As the “Celebrity” ad went viral on the Internet, national polls tightened to show the race neck and neck. It’s debatable whether the polls reflect the negative ads.

The Rasmussen poll released Monday showed that Mr. McCain’s attacks seemed to be helping Mr. Obama.

The poll showed that 41 percent think Mr. McCain has run negative ads while 17 percent think Mr. Obama has run them, and 26 percent said both have gone negative. Of that group, 44 percent said the ads make them “more likely to vote for” Mr. Obama, while 24 percent said the same for Mr. McCain. Another 24 percent said the ads had no impact.

Obama campaign manager David Plouffe sent supporters a fundraising e-mail on Monday reprising a theme used after the “Celebrity” ad first aired.

“John McCain and the Republican National Committee are trying to convince you that you’ve been swept up and tricked into wanting change,” he wrote.

“While supporters like you are out knocking on doors, registering new voters and organizing in your local communities, our opponents are not even trying to match your efforts,” he said. “Instead, they’re spending millions to spread the smear that Barack is just a ‘celebrity’ and that our grassroots movement is just a bunch of mindless fans.”

He said Mr. McCain is “really attacking real people” and that the ad has encouraged new donations for the Obama campaign, which has set a record of 2 million supporters.

The Obama campaign said its 30-second spot will start running on national cable Tuesday while the Illinois Democrat is on vacation in Hawaii.

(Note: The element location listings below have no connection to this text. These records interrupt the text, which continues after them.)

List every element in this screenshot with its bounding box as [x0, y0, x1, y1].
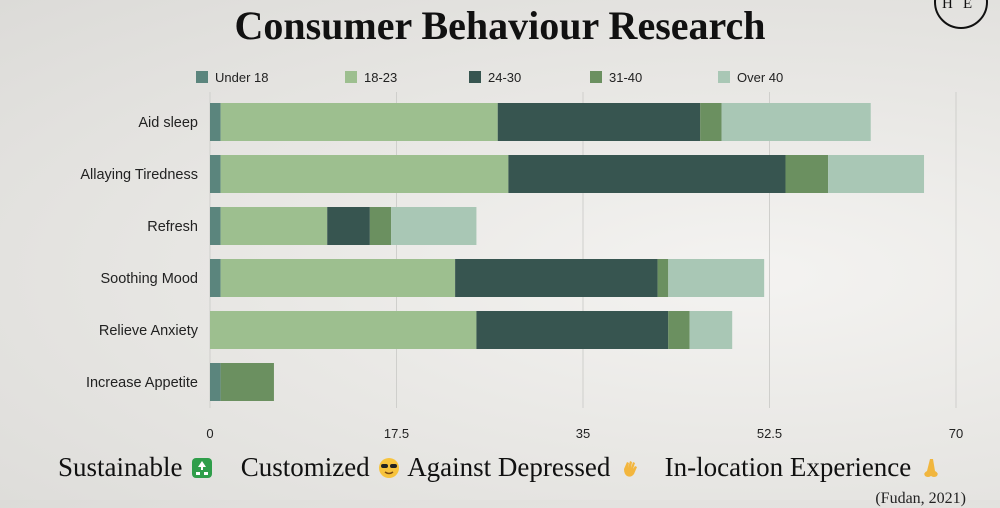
- x-tick-label: 70: [949, 426, 963, 441]
- bar-segment: [828, 155, 925, 193]
- bar-segment: [327, 207, 370, 245]
- legend-swatch: [469, 71, 481, 83]
- x-tick-label: 0: [206, 426, 213, 441]
- footer-text: Sustainable Customized Against Depressed…: [0, 452, 1000, 483]
- bar-segment: [689, 311, 733, 349]
- legend-label: Over 40: [737, 70, 783, 85]
- bar-segment: [210, 259, 221, 297]
- legend-swatch: [590, 71, 602, 83]
- bar-segment: [210, 207, 221, 245]
- bar-segment: [391, 207, 477, 245]
- citation: (Fudan, 2021): [875, 490, 966, 507]
- bar-segment: [657, 259, 669, 297]
- category-label: Relieve Anxiety: [99, 323, 199, 339]
- bar-segment: [210, 103, 221, 141]
- x-tick-label: 35: [576, 426, 590, 441]
- legend-label: 18-23: [364, 70, 397, 85]
- bar-segment: [476, 311, 669, 349]
- category-label: Aid sleep: [138, 115, 198, 131]
- bar-segment: [369, 207, 392, 245]
- bar-segment: [721, 103, 871, 141]
- bar-segment: [220, 363, 274, 401]
- bar-segment: [210, 311, 477, 349]
- bar-segment: [210, 363, 221, 401]
- nose-icon: [924, 459, 938, 477]
- bar-segment: [668, 311, 690, 349]
- footer-item-sustainable: Sustainable: [57, 452, 183, 482]
- sunglasses-face-icon: [379, 458, 400, 478]
- legend-swatch: [345, 71, 357, 83]
- bar-segment: [220, 207, 328, 245]
- bar-segment: [668, 259, 765, 297]
- legend-swatch: [718, 71, 730, 83]
- legend-label: 24-30: [488, 70, 521, 85]
- slide-title: Consumer Behaviour Research: [234, 3, 766, 48]
- category-label: Refresh: [147, 219, 198, 235]
- footer-item-customized: Customized: [240, 452, 370, 482]
- svg-text:E: E: [963, 0, 972, 12]
- x-tick-label: 52.5: [757, 426, 782, 441]
- bar-segment: [220, 155, 509, 193]
- bar-segment: [455, 259, 658, 297]
- svg-text:H: H: [942, 0, 953, 12]
- brand-logo: H E +: [934, 0, 988, 29]
- bar-segment: [700, 103, 722, 141]
- bar-segment: [497, 103, 701, 141]
- x-tick-label: 17.5: [384, 426, 409, 441]
- legend-label: 31-40: [609, 70, 642, 85]
- recycle-icon: [192, 458, 213, 478]
- category-label: Allaying Tiredness: [80, 167, 198, 183]
- legend-label: Under 18: [215, 70, 268, 85]
- bar-segment: [220, 103, 498, 141]
- waving-hand-icon: [624, 461, 638, 477]
- bar-segment: [785, 155, 829, 193]
- category-label: Soothing Mood: [100, 271, 198, 287]
- footer-item-in-location: In-location Experience: [664, 452, 912, 482]
- category-label: Increase Appetite: [86, 375, 198, 391]
- bar-segment: [508, 155, 786, 193]
- legend-swatch: [196, 71, 208, 83]
- stacked-bar-chart: 0 17.5 35 52.5 70 Under 18 18-23 24-30 31-40 Over…: [80, 70, 963, 441]
- bar-segment: [220, 259, 456, 297]
- bar-segment: [210, 155, 221, 193]
- footer-item-against-depressed: Against Depressed: [407, 452, 611, 482]
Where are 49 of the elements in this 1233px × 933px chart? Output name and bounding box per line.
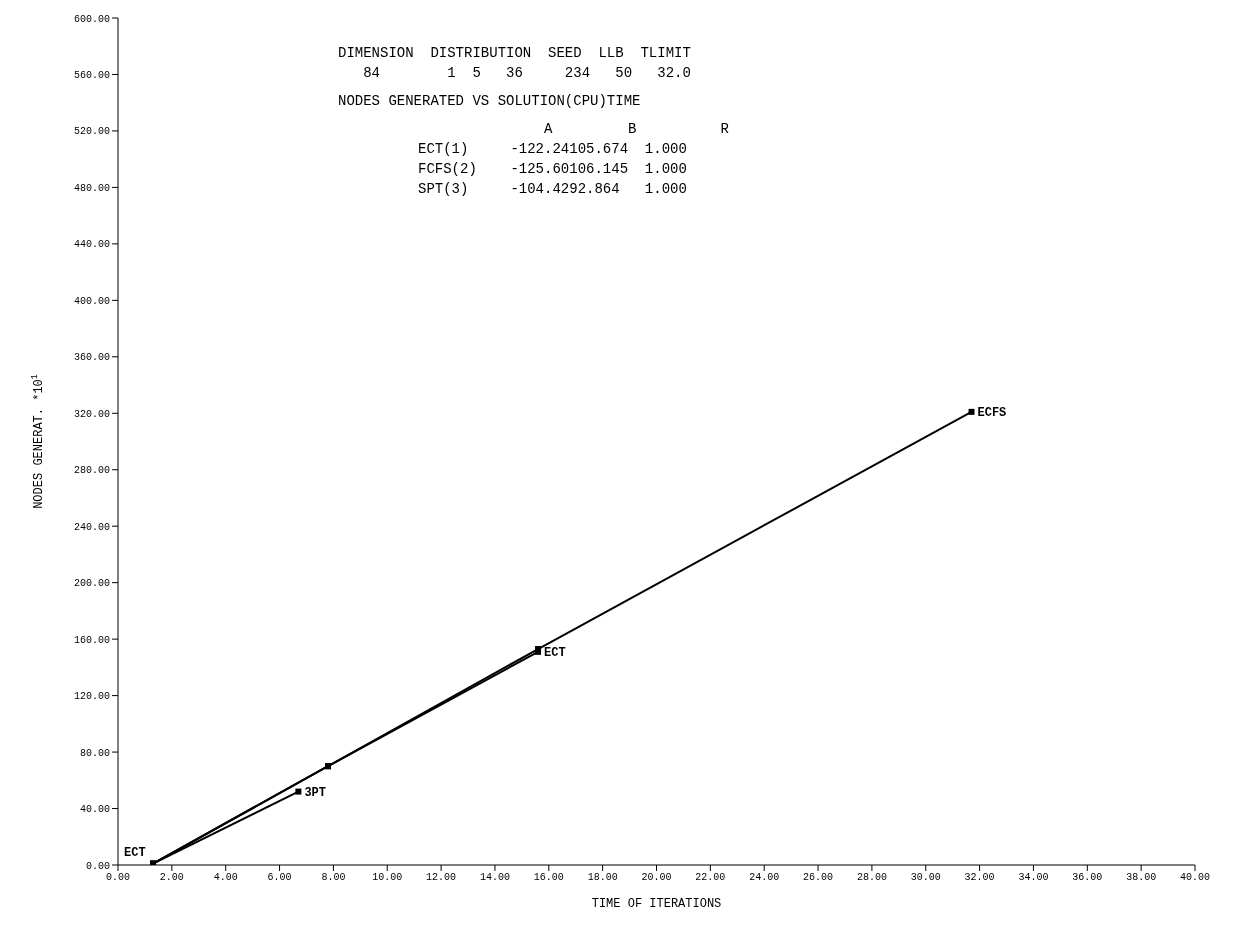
x-tick-label: 6.00: [267, 872, 292, 884]
x-tick-label: 36.00: [1072, 872, 1103, 884]
x-tick-label: 20.00: [641, 872, 672, 884]
y-tick-label: 600.00: [73, 13, 110, 25]
y-tick-label: 320.00: [73, 408, 110, 420]
y-tick-label: 560.00: [73, 70, 110, 82]
annotation: 84 1 5 36 234 50 32.0: [362, 64, 692, 83]
x-tick-label: 32.00: [964, 872, 995, 884]
series-label: 3PT: [304, 785, 327, 800]
x-tick-label: 38.00: [1126, 872, 1157, 884]
y-tick-label: 400.00: [73, 295, 110, 307]
y-tick-label: 360.00: [73, 352, 110, 364]
x-tick-label: 26.00: [803, 872, 834, 884]
y-tick-label: 200.00: [73, 578, 110, 590]
x-tick-label: 12.00: [426, 872, 457, 884]
x-tick-label: 10.00: [372, 872, 403, 884]
y-tick-label: 120.00: [73, 691, 110, 703]
y-tick-label: 160.00: [73, 634, 110, 646]
y-tick-label: 240.00: [73, 521, 110, 533]
annotation: FCFS(2) -125.60106.145 1.000: [418, 160, 688, 179]
series-label: ECT: [544, 645, 566, 660]
x-tick-label: 14.00: [479, 872, 510, 884]
x-tick-label: 8.00: [321, 872, 346, 884]
x-tick-label: 22.00: [695, 872, 726, 884]
annotation: A B R: [543, 120, 729, 139]
y-tick-label: 520.00: [73, 126, 110, 138]
y-tick-label: 280.00: [73, 465, 110, 477]
x-tick-label: 30.00: [910, 872, 941, 884]
x-tick-label: 16.00: [533, 872, 564, 884]
annotation: ECT(1) -122.24105.674 1.000: [418, 140, 688, 159]
x-tick-label: 34.00: [1018, 872, 1049, 884]
annotation: ECT: [124, 846, 146, 860]
y-tick-label: 480.00: [73, 182, 110, 194]
y-tick-label: 80.00: [79, 747, 110, 759]
x-tick-label: 24.00: [749, 872, 780, 884]
x-tick-label: 18.00: [587, 872, 618, 884]
x-tick-label: 28.00: [856, 872, 887, 884]
series-label: ECFS: [977, 405, 1007, 420]
x-axis-title: TIME OF ITERATIONS: [591, 897, 722, 911]
x-tick-label: 4.00: [213, 872, 238, 884]
annotation: DIMENSION DISTRIBUTION SEED LLB TLIMIT: [338, 44, 692, 63]
annotation: SPT(3) -104.4292.864 1.000: [418, 180, 688, 199]
x-tick-label: 2.00: [159, 872, 184, 884]
x-tick-label: 0.00: [105, 872, 131, 884]
y-tick-label: 40.00: [79, 804, 110, 816]
y-tick-label: 440.00: [73, 239, 110, 251]
text: NODES GENERATED VS SOLUTION(CPU)TIME: [338, 92, 642, 111]
x-tick-label: 40.00: [1179, 872, 1211, 884]
y-tick-label: 0.00: [85, 860, 110, 872]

The ad accuses the Republican of wanting to give “billions in tax breaks” for oil and drug companies, while flashing the words “Nothing for you” on the screen. It also suggests that Mr. McCain is “lurching to the right, then the left, the old Washington dance, whatever it takes.”

It concludes with footage of the Arizona Republican on “Saturday Night Live,” a show on which Mr. Obama also has appeared.

“A Washington celebrity playing the same old Washington games,” the narrator says.

Mr. Obama used similar language when responding to attacks from his main Democratic primary rival, Sen. Hillary Rodham Clinton of New York, saying her ads were part of the “same old” game and used the same “tired” strategies that Washington insiders have deployed for years.

Mrs. Clinton, who is campaigning for Mr. Obama and will speak during prime time at the Democratic National Convention, is being urged by supporters to pursue a roll-call vote to respect the 18 million people who chose her during the long primary campaign.

An Atlantic Monthly article published Monday revealed e-mail exchanges among her top campaign aides that suggest bitter infighting on the team.

In one, strategist Mark Penn said Mrs. Clinton should point out that Mr. Obama is “not at his center fundamentally American in his thinking and his values” because he was raised in Hawaii and lived in Indonesia as a child. He said Mrs. Clinton should stress her American roots and highlight that “contrast” “without turning negative.”

Joseph Curl contributed to this report.